A destination des fabricants

    1.  La CSC prend acte de l’engagement de la société Lever :
    –  de respecter les recommandations concernant l’emballage, la publicité, l’étiquetage des produits d’entretien ou de bricolage telles qu’elles résultent de l’avis émis par la Commission le 7 juin 1989 ;
    –  de s’interdire à l’avenir toute opération publicitaire susceptible d’inciter des enfants, des parents ou des éducateurs, à utiliser à des fins de jeux ou autres des emballages vides ayant contenu des produits d’entretien, de bricolage, de jardinage.
    2.  Afin que ces mesures de prévention s’appliquent à l’ensemble des milieux professionnels concernés, la CSC demande à la direction générale de la concurrence, de la consommation et de la répression des fraudes (DGCCRF) :
    a)  De leur rappeler les règles qu’il leur revient de respecter en matière d’étiquetage, d’emballage et de publicité en application :
    –  de l’arrêté du 21 février 1990 modifié (JO du 24 mars 1990), et notamment de son article 27 qui précise que « ... les récipients contenant des préparations dangereuses destinées à un usage non exclusivement professionnel ne doivent pas avoir une forme ou une décoration graphique susceptibles d’attirer ou d’encourager la curiosité active des enfants ou d’induire les consommateurs en erreur » ;
    –  du code de la consommation, articles L. 121-1 à 7 relatifs à la publicité mensongère ou de nature à induire en erreur.
    Il serait bon également de leur rappeler, à toutes fins utiles, le décret no 92-985 du 9 septembre 1992 relatif à la prévention des risques résultant de l’usage de certains produits imitant des denrées alimentaires ;
    b)  De leur préciser que si plusieurs directives européennes (notamment 90/35 CEE du 19 décembre 1989, 91/410 CEE du 22 juillet 1991 et 91/442 CEE du 23 juillet 1991) ont imposé des fermetures de sécurité à l’épreuve des enfants pour certaines préparations seulement (notamment, très toxiques, toxiques ou corrosives), il n’en demeure pas moins que l’intention des rédacteurs a bien été de viser tout particulièrement la protection générale des enfants et d’empêcher que le contenu de tels récipients se retrouve dans leurs mains du fait de circonstances involontaires.
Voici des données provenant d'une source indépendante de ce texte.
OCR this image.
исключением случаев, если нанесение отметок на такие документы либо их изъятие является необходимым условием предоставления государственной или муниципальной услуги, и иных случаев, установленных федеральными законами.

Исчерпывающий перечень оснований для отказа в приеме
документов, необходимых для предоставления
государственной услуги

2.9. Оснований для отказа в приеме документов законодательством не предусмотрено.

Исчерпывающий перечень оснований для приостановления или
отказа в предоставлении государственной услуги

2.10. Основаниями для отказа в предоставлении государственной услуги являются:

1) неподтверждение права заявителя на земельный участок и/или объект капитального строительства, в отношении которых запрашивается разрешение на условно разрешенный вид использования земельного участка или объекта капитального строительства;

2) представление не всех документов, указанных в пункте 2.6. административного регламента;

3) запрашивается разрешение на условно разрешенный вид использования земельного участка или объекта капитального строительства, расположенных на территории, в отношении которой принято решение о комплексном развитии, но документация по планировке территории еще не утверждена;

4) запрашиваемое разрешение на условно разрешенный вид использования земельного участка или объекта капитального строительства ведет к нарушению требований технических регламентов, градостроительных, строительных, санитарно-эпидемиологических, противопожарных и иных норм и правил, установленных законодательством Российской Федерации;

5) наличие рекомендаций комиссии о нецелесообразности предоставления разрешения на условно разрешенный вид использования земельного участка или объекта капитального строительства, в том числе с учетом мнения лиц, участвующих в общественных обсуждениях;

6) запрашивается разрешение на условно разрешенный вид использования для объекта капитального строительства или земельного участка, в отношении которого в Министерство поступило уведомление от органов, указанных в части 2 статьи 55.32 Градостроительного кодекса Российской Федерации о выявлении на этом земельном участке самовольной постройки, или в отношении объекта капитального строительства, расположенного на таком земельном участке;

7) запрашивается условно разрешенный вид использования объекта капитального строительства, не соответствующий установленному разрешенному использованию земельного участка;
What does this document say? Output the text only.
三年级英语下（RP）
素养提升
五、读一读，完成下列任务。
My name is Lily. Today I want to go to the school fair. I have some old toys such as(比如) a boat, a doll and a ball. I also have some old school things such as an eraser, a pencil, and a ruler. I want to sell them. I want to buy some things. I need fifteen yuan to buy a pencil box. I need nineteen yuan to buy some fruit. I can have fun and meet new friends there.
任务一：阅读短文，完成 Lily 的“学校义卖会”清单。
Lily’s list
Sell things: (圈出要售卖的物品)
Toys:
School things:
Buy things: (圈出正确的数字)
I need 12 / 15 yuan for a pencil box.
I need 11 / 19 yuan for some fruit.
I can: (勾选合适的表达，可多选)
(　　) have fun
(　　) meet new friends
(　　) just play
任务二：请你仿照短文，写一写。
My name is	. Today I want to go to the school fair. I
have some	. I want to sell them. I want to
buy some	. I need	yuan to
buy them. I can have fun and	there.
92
A fortiori, toute mesure incitative doit être proscrite. Même dans le cas de préparations simplement classées « irritantes » ou même non classées, il est nécessaire d’habituer les enfants à ne pas considérer ces produits comme des jouets.

A destination des parents

    Compte tenu des risques que présentent pour les enfants, notamment les plus jeunes, les produits d’entretien, de jardinage, de bricolage,... (certains présentant même des risques graves), il apparaît indispensable de renouveler les appels à une grande vigilance de la part des parents et des éducateurs en rappelant qu’il convient :
    –  de placer de tels produits hors de portée des enfants, en particulier dans les cuisines ;
    –  de ne pas créer de risque de confusion en réutilisant les emballages pour y placer d’autres produits, notamment alimentaires ;
    –  de ne pas utiliser de flacons à usage alimentaire (bouteilles d’eau par exemple) pour y placer des produits chimiques destinés à l’entretien, au bricolage ou au jardinage.
    Ces règles de sécurité élémentaires seront rappelées dans un communiqué de presse, ainsi que dans la prochaine lettre de la CSC, et seront disponibles de façon permanente sur le site internet de la commission.
    Adopté au cours de la séance du 18 avril 2000, sur le rapport de Dominique Auzou, assistée de Annick Liotta et de Jacques Bedouin, conseillers techniques de la Commission, conformément à l’article R. 224-4 du code de la consommation.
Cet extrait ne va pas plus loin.